Quando abrimos o texto bíblico, poucas vezes escolhemos narrativas cuja personagem é feminina. Acredito que seja um reflexo da nossa
educação teológica que favorece e privilegia um anonimato feminino nas questões
do texto bíblico. É quase como se não existissem lições teológicas positivas a aprender com as
mulheres na Bíblia. Obviamente, isso é um erro. Então, naturalmente, os textos em
que as mulheres protagonizam sempre me solicitam. É o que acontece com Marcos
14,3-9.
Prefiro a narrativa de Marcos a de Mateus e João por dois motivos: o
primeiro, por ser Marcos o evangelho escrito mais antigo; o segundo, porque a
mulher nesse evangelho não tem nome e o evangelista faz questão de explicar aos
leitores aquilo que Jesus disse (v.8) sobre o ato da mulher. A explicação assinala a finalidade profética do gesto.
Uma das aproximações hermenêuticas da leitura dos evangelhos é encontrar a pergunta geradora da
história narrada, isto é, recuperar a pergunta que originou na vida da
comunidade a reunião daquelas histórias sobre Jesus em detrimento de outras.
Diante de Marcos 14, a pergunta “provocadora” da história pode ser recuperada
pela finalização dada por Jesus. Jesus ensina a todos os presentes, na casa
daquele homem considerado impuro, que o feito da mulher deveria ser lembrado
em todos os lugares onde as boas novas do Cristo fossem anunciadas. A história,
então, foi contada por causa de um pedido de Jesus: preservar os feitos da
mulher que o serviu de forma tão generosa e profética. Talvez a outra pergunta
necessária seria, por que para Jesus era importante construir essa memória? Intuo possibilidades de resposta. Ministério é serviço. Mas também é movimento. Mover-se, desinstalar-se, é
condição necessária ao exercício de nossas vocações e ministérios. Jesus disse aos seus outros discípulos e ao anfitrião do jantar que aquela mulher havia lhe
servido, realizado uma boa obra. E as obras que as mulheres executam no Reino
em geral sofrem com a crítica, o desrespeito e as proibições colocadas pelos
discípulos do Senhor, mas não pelo Senhor. Essa distinção é fundamental para a compreensão de muitos obstáculos à realização plena da obra que está em nossas mãos para fazer e que, para tal, exige a ultrapassagem de certos interditos culturais e religiosos.

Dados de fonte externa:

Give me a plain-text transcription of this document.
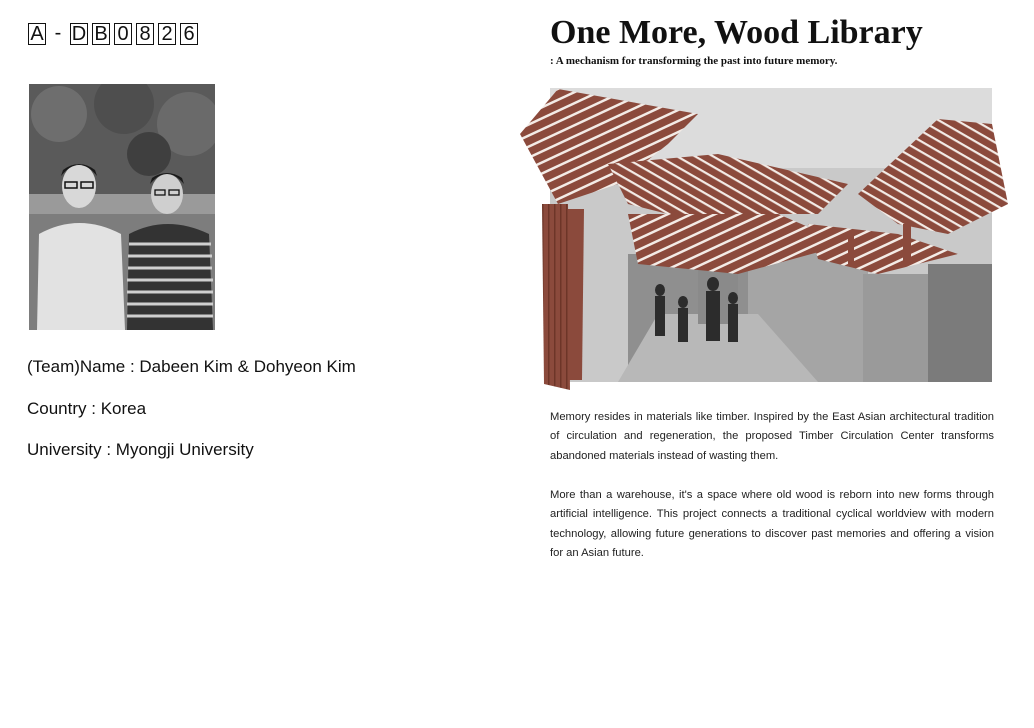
A - D B 0 8 2 6
(Team)Name : Dabeen Kim & Dohyeon Kim
Country : Korea
University : Myongji University
One More, Wood Library
: A mechanism for transforming the past into future memory.
Memory resides in materials like timber. Inspired by the East Asian architectural tradition of circulation and regeneration, the proposed Timber Circulation Center transforms abandoned materials instead of wasting them.
More than a warehouse, it's a space where old wood is reborn into new forms through artificial intelligence. This project connects a traditional cyclical worldview with modern technology, allowing future generations to discover past memories and offering a vision for an Asian future.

O Jesus dos evangelhos tem garantido às mulheres o
espaço para servir. Por muito tempo descansamos nessa verdade sublime. Mas
chamo a atenção para o fato de que essa lição está incompleta. O que Marcos não
pode deixar de registrar como resposta a segunda pergunta é que Jesus censura
os que não entenderam, criticaram e tentaram impedir a boa obra daquela mulher
e isso também deve ser lembrado para que não se repita de novo na igreja do
Senhor. Mas como tem se repetido! E se o gesto da mulher foi profético para anunciar
a morte do Cristo e sua ressurreição, foi igualmente profético na coragem de
servir e construir uma memória sobre seu feito e sobre a tentativa de proibição
censurável dos discípulos de Jesus ao mesmo feito.
Ainda é importante celebrar, nesse tempo, a memória
dos feitos das irmãs em ministério, nos campos missionários, nas igrejas, em todo lugar, cumprindo a missão que receberam e as movimentam.
No entanto, também é necessário trazer a outra memória que o texto aponta:
a ação dos discípulos de Jesus em criticar, em tentar silenciar e invalidar o
gesto daquela mulher, foi censurada pelo Mestre no passado e continua sendo
censurável hoje.
Por que não registramos nossa memória? por que não registramos a memória completa? É preciso construir nossa visibilidade! Mais outro exemplo: alguns
discípulos tem usado um discurso de que as pastoras são ordenadas apenas
para a igreja que solicitou sua consagração, ou seja, elas não são pastoras do
ministério batista. E ainda outro: o silenciamento na educação teológica da
possibilidade das mulheres que fazem teologia serem também pastoras ao final do
curso, caso tenham essa vocação. Por que não fazemos um grande movimento memorialístico para dar memória de nossas boas obras, histórias ministeriais, seus
desafios e vivências, suas trajetórias vocacionais? E por que não evidenciar a censura dada por Jesus aos seus discípulos? Censura que se estende também aos atuais discípulos do mesmo mestre.